High intensity interval training and dalteparin attenuate doxorubicin induced cardiac damage and FoxO4 protein level in rats.

Doxorubicin (DOX) is a potent anticancer drug, but its clinical use is limited by cardiotoxicity. This study examined the effects of an eight-week high-intensity interval training (HIIT) program, dalteparin (DAL), and their combination on myocardial fibrosis, cardiac function, and FoxO4 expression in a rat model of DOX-induced cardiotoxicity. Thirty-six rats were divided into six groups: Sedentary (SED), HIIT, DOX (4 mg/kg, i.p), DOX + HIIT, DOX + DAL, and DOX + HIIT + DAL. The HIIT program (initiated 2 h after DOX) and DAL treatment (100 U/kg, i.p, administered 1 h after DOX) were conducted three days per week for eight weeks following DOX administration. At the study's end, myocardial fibrosis, cardiac function, and FoxO4 levels were assessed using Masson's trichrome staining, echocardiography, and western blotting, respectively. The combination of HIIT and DAL significantly reduced myocardial fibrosis (p < 0.001) and improved both ejection fraction (%EF) and fractional shortening (%FS). These interventions also normalized electrocardiogram parameters, including QRS (p < 0.01) and QT intervals (p < 0.001).
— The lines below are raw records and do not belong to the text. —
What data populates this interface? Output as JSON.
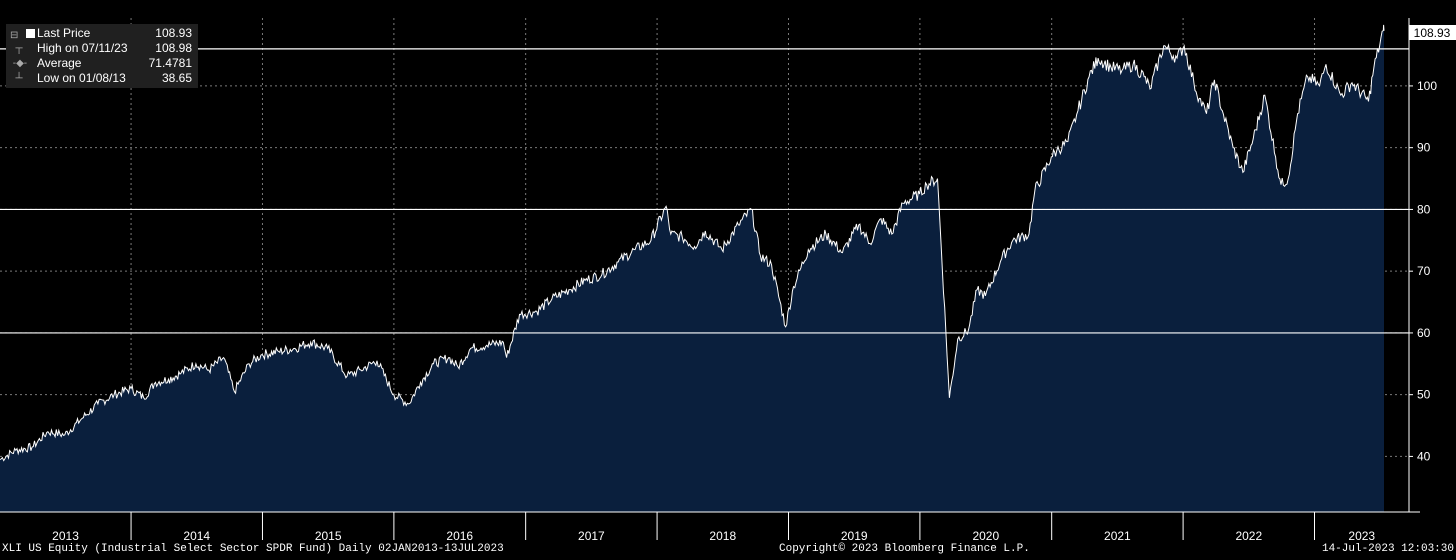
{
  "chart_data": {
    "type": "area",
    "title": "",
    "xlabel": "",
    "ylabel": "",
    "xlim": [
      "2013-01-02",
      "2023-07-13"
    ],
    "ylim": [
      31,
      111
    ],
    "y_ticks": [
      40,
      50,
      60,
      70,
      80,
      90,
      100
    ],
    "x_tick_labels": [
      "2013",
      "2014",
      "2015",
      "2016",
      "2017",
      "2018",
      "2019",
      "2020",
      "2021",
      "2022",
      "2023"
    ],
    "grid": true,
    "colors": {
      "background": "#000000",
      "area_fill": "#0a1f3d",
      "line": "#ffffff",
      "grid": "#7a7a7a",
      "legend_bg": "#202020",
      "last_price_box": "#ffffff"
    },
    "reference_lines": [
      {
        "y": 106,
        "style": "solid"
      },
      {
        "y": 80,
        "style": "solid"
      },
      {
        "y": 60,
        "style": "solid"
      }
    ],
    "last_value_label": "108.93",
    "series": [
      {
        "name": "Last Price",
        "x": [
          "2013-01-02",
          "2013-02-15",
          "2013-04-01",
          "2013-05-15",
          "2013-07-01",
          "2013-08-15",
          "2013-10-01",
          "2013-11-15",
          "2014-01-01",
          "2014-02-05",
          "2014-03-10",
          "2014-04-15",
          "2014-05-20",
          "2014-06-30",
          "2014-08-05",
          "2014-09-15",
          "2014-10-15",
          "2014-11-25",
          "2014-12-31",
          "2015-02-15",
          "2015-04-01",
          "2015-05-15",
          "2015-07-01",
          "2015-08-24",
          "2015-10-01",
          "2015-11-15",
          "2016-01-01",
          "2016-02-11",
          "2016-03-15",
          "2016-04-20",
          "2016-06-01",
          "2016-06-27",
          "2016-08-01",
          "2016-09-15",
          "2016-10-31",
          "2016-11-09",
          "2016-12-15",
          "2017-02-01",
          "2017-03-15",
          "2017-05-01",
          "2017-06-15",
          "2017-08-01",
          "2017-09-15",
          "2017-11-01",
          "2017-12-15",
          "2018-01-26",
          "2018-02-08",
          "2018-03-12",
          "2018-04-15",
          "2018-05-15",
          "2018-06-30",
          "2018-08-15",
          "2018-09-20",
          "2018-10-15",
          "2018-11-15",
          "2018-12-24",
          "2019-01-15",
          "2019-02-25",
          "2019-04-15",
          "2019-05-31",
          "2019-07-15",
          "2019-08-15",
          "2019-09-15",
          "2019-10-15",
          "2019-11-15",
          "2019-12-31",
          "2020-01-20",
          "2020-02-19",
          "2020-03-23",
          "2020-04-15",
          "2020-05-15",
          "2020-06-08",
          "2020-07-01",
          "2020-08-15",
          "2020-09-15",
          "2020-10-30",
          "2020-11-15",
          "2020-12-31",
          "2021-01-15",
          "2021-02-15",
          "2021-03-15",
          "2021-04-15",
          "2021-05-10",
          "2021-06-15",
          "2021-07-15",
          "2021-08-15",
          "2021-09-15",
          "2021-10-01",
          "2021-11-08",
          "2021-12-15",
          "2022-01-04",
          "2022-01-31",
          "2022-02-15",
          "2022-03-07",
          "2022-03-29",
          "2022-04-20",
          "2022-05-20",
          "2022-06-16",
          "2022-07-15",
          "2022-08-16",
          "2022-09-15",
          "2022-09-30",
          "2022-10-20",
          "2022-11-15",
          "2022-12-13",
          "2023-01-15",
          "2023-02-02",
          "2023-03-15",
          "2023-04-15",
          "2023-05-31",
          "2023-06-15",
          "2023-07-11",
          "2023-07-13"
        ],
        "values": [
          39.5,
          41.0,
          41.5,
          44.0,
          43.5,
          46.0,
          48.5,
          50.0,
          51.0,
          49.5,
          52.0,
          52.5,
          53.5,
          55.0,
          54.0,
          56.0,
          50.5,
          55.0,
          56.5,
          57.0,
          57.5,
          58.5,
          57.5,
          53.0,
          54.0,
          55.5,
          50.0,
          48.5,
          52.0,
          55.0,
          56.0,
          54.5,
          57.5,
          58.0,
          58.5,
          56.0,
          63.0,
          63.5,
          65.5,
          67.0,
          68.5,
          69.5,
          71.5,
          73.5,
          75.0,
          80.5,
          76.0,
          75.5,
          74.0,
          76.5,
          73.5,
          77.5,
          80.0,
          72.5,
          71.0,
          61.0,
          67.5,
          73.5,
          76.0,
          73.0,
          77.5,
          74.5,
          78.5,
          76.0,
          81.0,
          82.5,
          84.0,
          85.0,
          49.5,
          59.0,
          60.5,
          67.0,
          66.0,
          72.0,
          75.0,
          76.0,
          83.0,
          88.5,
          89.5,
          91.0,
          96.0,
          101.5,
          104.5,
          103.0,
          102.5,
          103.5,
          101.5,
          99.5,
          106.5,
          104.5,
          106.5,
          100.5,
          98.0,
          95.5,
          101.0,
          96.0,
          90.0,
          86.0,
          91.5,
          98.5,
          88.5,
          84.0,
          85.0,
          95.5,
          101.5,
          100.0,
          103.5,
          98.5,
          100.5,
          97.5,
          103.0,
          108.98,
          108.93
        ]
      }
    ]
  },
  "legend": {
    "rows": [
      {
        "label": "Last Price",
        "value": "108.93",
        "icon": "filled-square-icon"
      },
      {
        "label": "High on 07/11/23",
        "value": "108.98",
        "icon": "high-marker-icon"
      },
      {
        "label": "Average",
        "value": "71.4781",
        "icon": "average-line-icon"
      },
      {
        "label": "Low on 01/08/13",
        "value": "38.65",
        "icon": "low-marker-icon"
      }
    ]
  },
  "footer": {
    "left": "XLI US Equity (Industrial Select Sector SPDR Fund)  Daily 02JAN2013-13JUL2023",
    "center": "Copyright© 2023 Bloomberg Finance L.P.",
    "right": "14-Jul-2023 12:03:30"
  }
}
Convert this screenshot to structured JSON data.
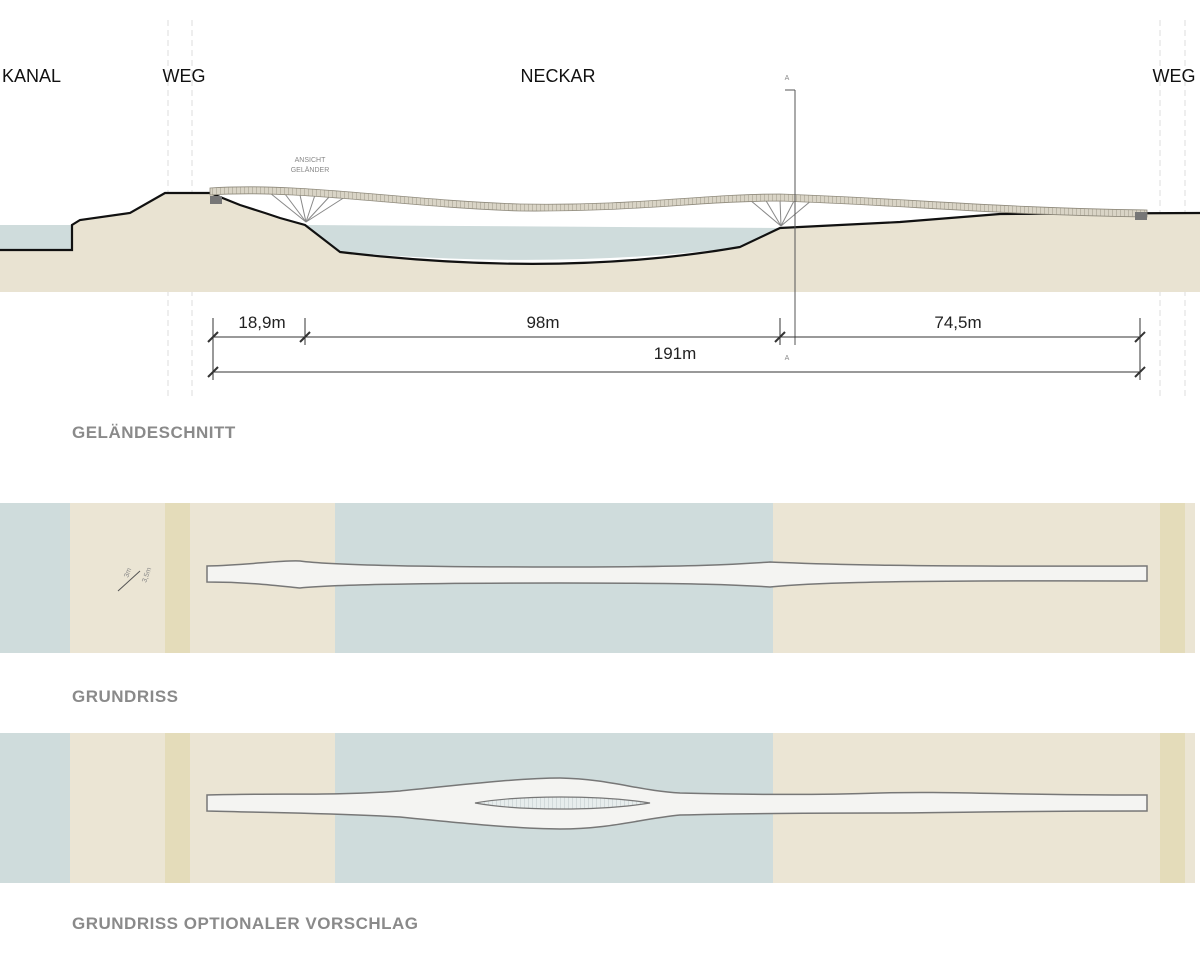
{
  "section": {
    "labels": {
      "kanal": "KANAL",
      "weg_left": "WEG",
      "neckar": "NECKAR",
      "weg_right": "WEG"
    },
    "annotation": [
      "ANSICHT",
      "GELÄNDER"
    ],
    "section_marker": "A",
    "dimensions": [
      "18,9m",
      "98m",
      "74,5m",
      "191m"
    ],
    "title": "GELÄNDESCHNITT"
  },
  "plan": {
    "deck_width": [
      "3m",
      "3,5m"
    ],
    "title": "GRUNDRISS"
  },
  "plan_option": {
    "title": "GRUNDRISS OPTIONALER VORSCHLAG"
  }
}
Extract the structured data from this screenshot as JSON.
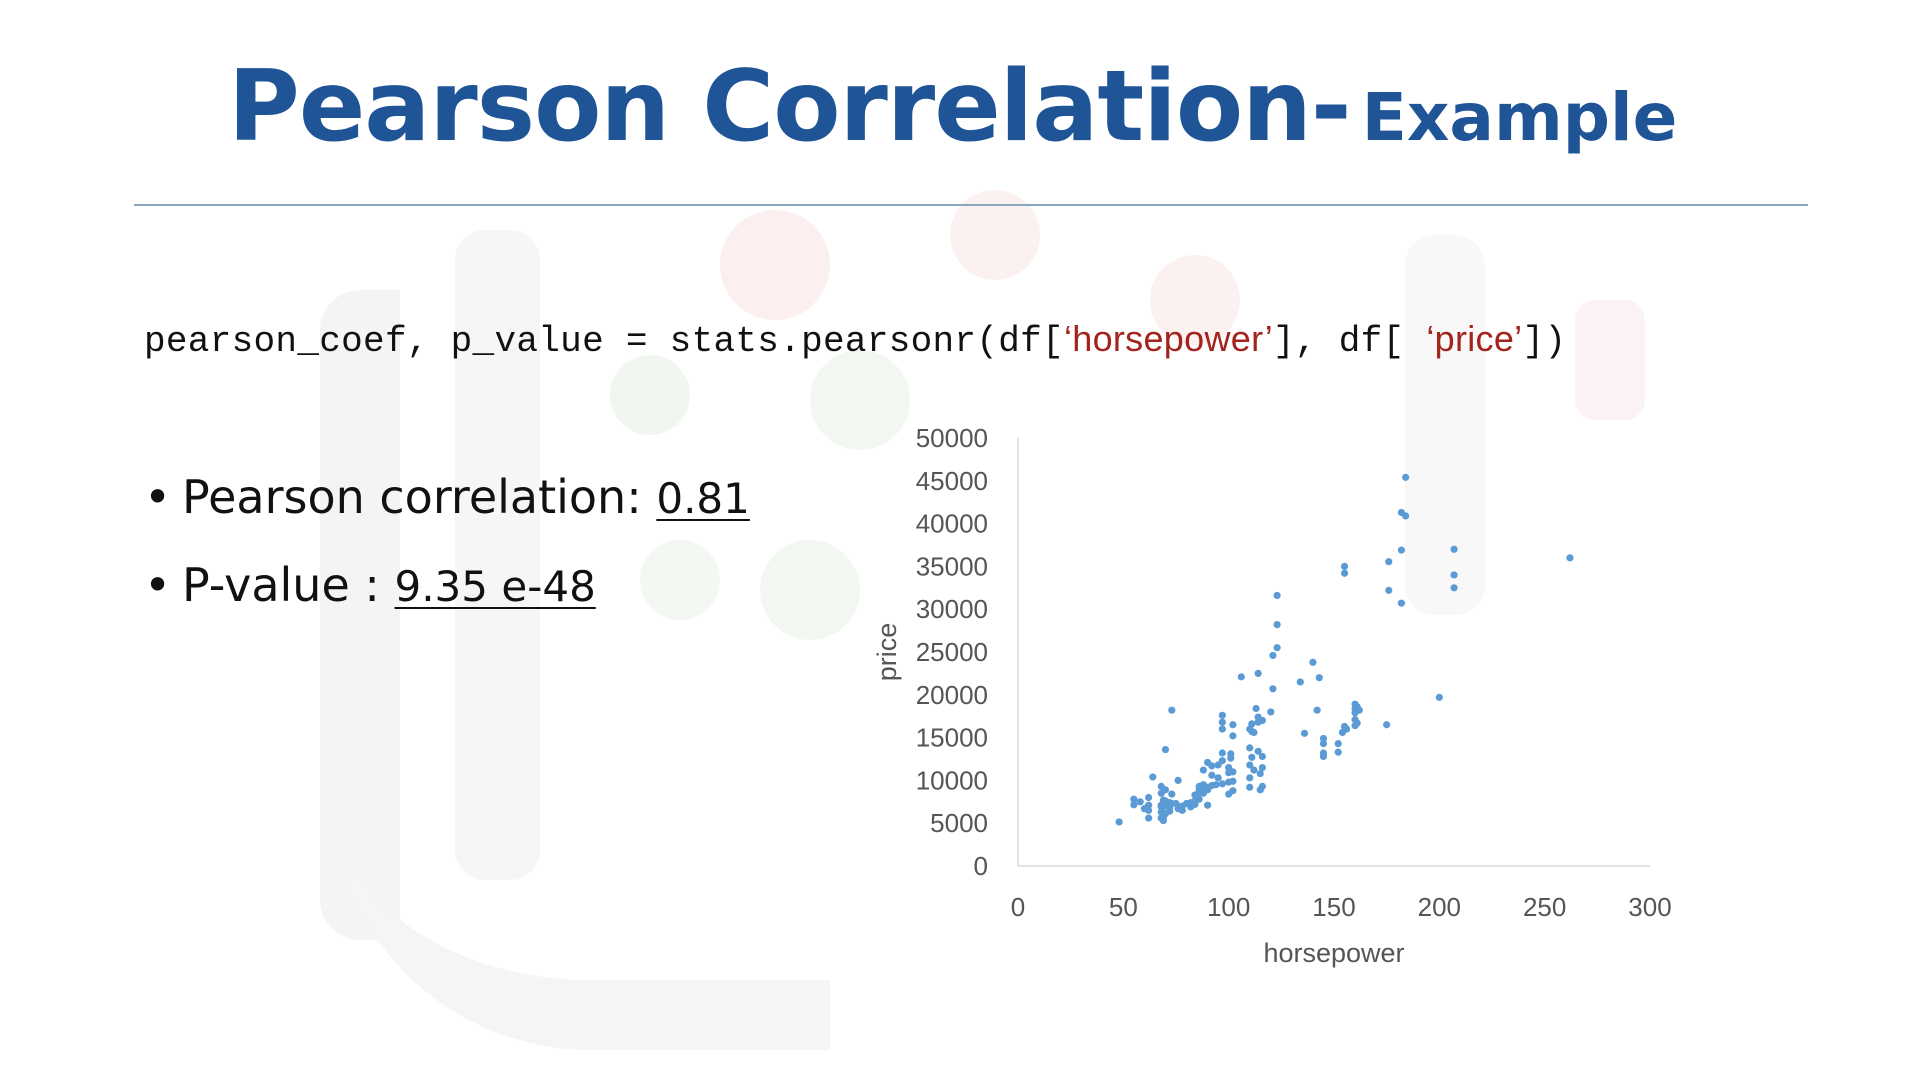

DOX treatment significantly elevated FoxO4 protein levels, whereas interventions with HIIT or DAL (p < 0.01) and, especially, their combination (p < 0.001) markedly reduced these levels. The HIIT program and DAL treatment significantly reduced tissue damage, enhanced cardiac function, and decreased FoxO4 expression in rats. These findings suggest that these strategies may help mitigate DOX-related cardiac injury.